Do you know what "yardarm" means? (Hint: it's not just a senseless combination of the words "yard" and "arm".)

A yardarm is "the outer extremity of a ship's yard", according to Oxford Dictionaries. We're not sure why it was necessary to invent a specific word for this area, but life can be mysterious sometimes.

Pop quiz! What's a "ziti"?

What's for dinner? Ziti! According to Oxford Dictionaries, ziti are "pasta in the form of tubes resembling large macaroni".

If you hear the word "yaff", do you feel happy or annoyed? What's its meaning?

If your neighbor's dog won't stop barking, he's officially yaffing! Yaff is a Scottish and Northern English word meaning "to bark or yelp". (Source: Webster's Dictionary.)

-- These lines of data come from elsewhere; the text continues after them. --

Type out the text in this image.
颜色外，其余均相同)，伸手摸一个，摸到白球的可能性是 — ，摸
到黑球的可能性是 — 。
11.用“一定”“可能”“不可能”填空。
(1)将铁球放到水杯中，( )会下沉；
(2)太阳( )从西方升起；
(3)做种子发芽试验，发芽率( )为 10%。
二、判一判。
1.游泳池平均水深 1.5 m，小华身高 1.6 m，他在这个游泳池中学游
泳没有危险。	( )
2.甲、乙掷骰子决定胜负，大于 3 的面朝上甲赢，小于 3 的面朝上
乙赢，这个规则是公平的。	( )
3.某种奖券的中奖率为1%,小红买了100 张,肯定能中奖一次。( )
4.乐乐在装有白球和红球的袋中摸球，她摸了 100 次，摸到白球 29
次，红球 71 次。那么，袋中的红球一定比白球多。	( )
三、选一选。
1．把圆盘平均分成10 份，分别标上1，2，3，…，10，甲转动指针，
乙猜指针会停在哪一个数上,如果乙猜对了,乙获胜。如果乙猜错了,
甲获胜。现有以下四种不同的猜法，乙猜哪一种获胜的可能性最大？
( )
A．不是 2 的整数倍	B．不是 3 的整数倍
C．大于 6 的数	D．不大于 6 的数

Yo English majors! What's "xerosis"?

You don't see this word every day! Xerosis is "an abnormal dryness, as of the eye or skin". (Source: Webster's Dictionary.) If you're suffering form xerosis, we hope you recover soon.

Want to impress us? Can you tell us what a "yeoman" is?

A yeoman is a historical word for "a man holding and cultivating a small landed estate; a freeholder". (Source: Oxford Dictionaries.) Yeoman were of a different class than other types of English farm workers during the Middle Ages, as most of them were serfs. In the navy, a yeoman is a type of petty officer.

This is a question for those of you who like lounging: what's a "zori"?

A zori is "a traditional Japanese style of flip-flop shoe, originally made with a straw sole". (Source: Oxford Dictionaries.) They're great for wearing around the house.

Are you in it to win it? Can you remember what "xylitol" means?

If you're a dieter, you probably knew this one! Xylitol is "a sweet-tasting crystalline alcohol derived from xylose, present in some plant tissues and used as an artificial sweetener in foods". (Source: Oxford Dictionaries.)

Hey ya'll! Can you define "yawl"?

Who's up for a boat party? But seriously, a yawl is "a two-masted fore-and-aft-rigged sailing boat with the mizzenmast stepped far aft so that the mizzen boom overhangs the stern". (Source: Oxford Dictionaries.)

What the heck is "zydeco"?

Get out your dancing shoes! Zydeco is "a kind of black American dance music originally from southern Louisiana, typically featuring accordion and guitar". (Source: Oxford Dictionaries.)

Is "yatata" a real word?

Yep, this is the predecessor to "yadayadyada" on "Seinfeld". According to Webster's Dictionary, yatata is 1940s slang for "empty conversation".

Want to prove you have the biggest lexicon in town? Tell us what "zither" means!

If you're a music fan, you might find this interesting! According to Oxford Dictionaries, a zither is "a musical instrument consisting of a flat wooden soundbox with numerous strings stretched across it, placed horizontally and played with the fingers and a plectrum. It is used especially in central European folk music".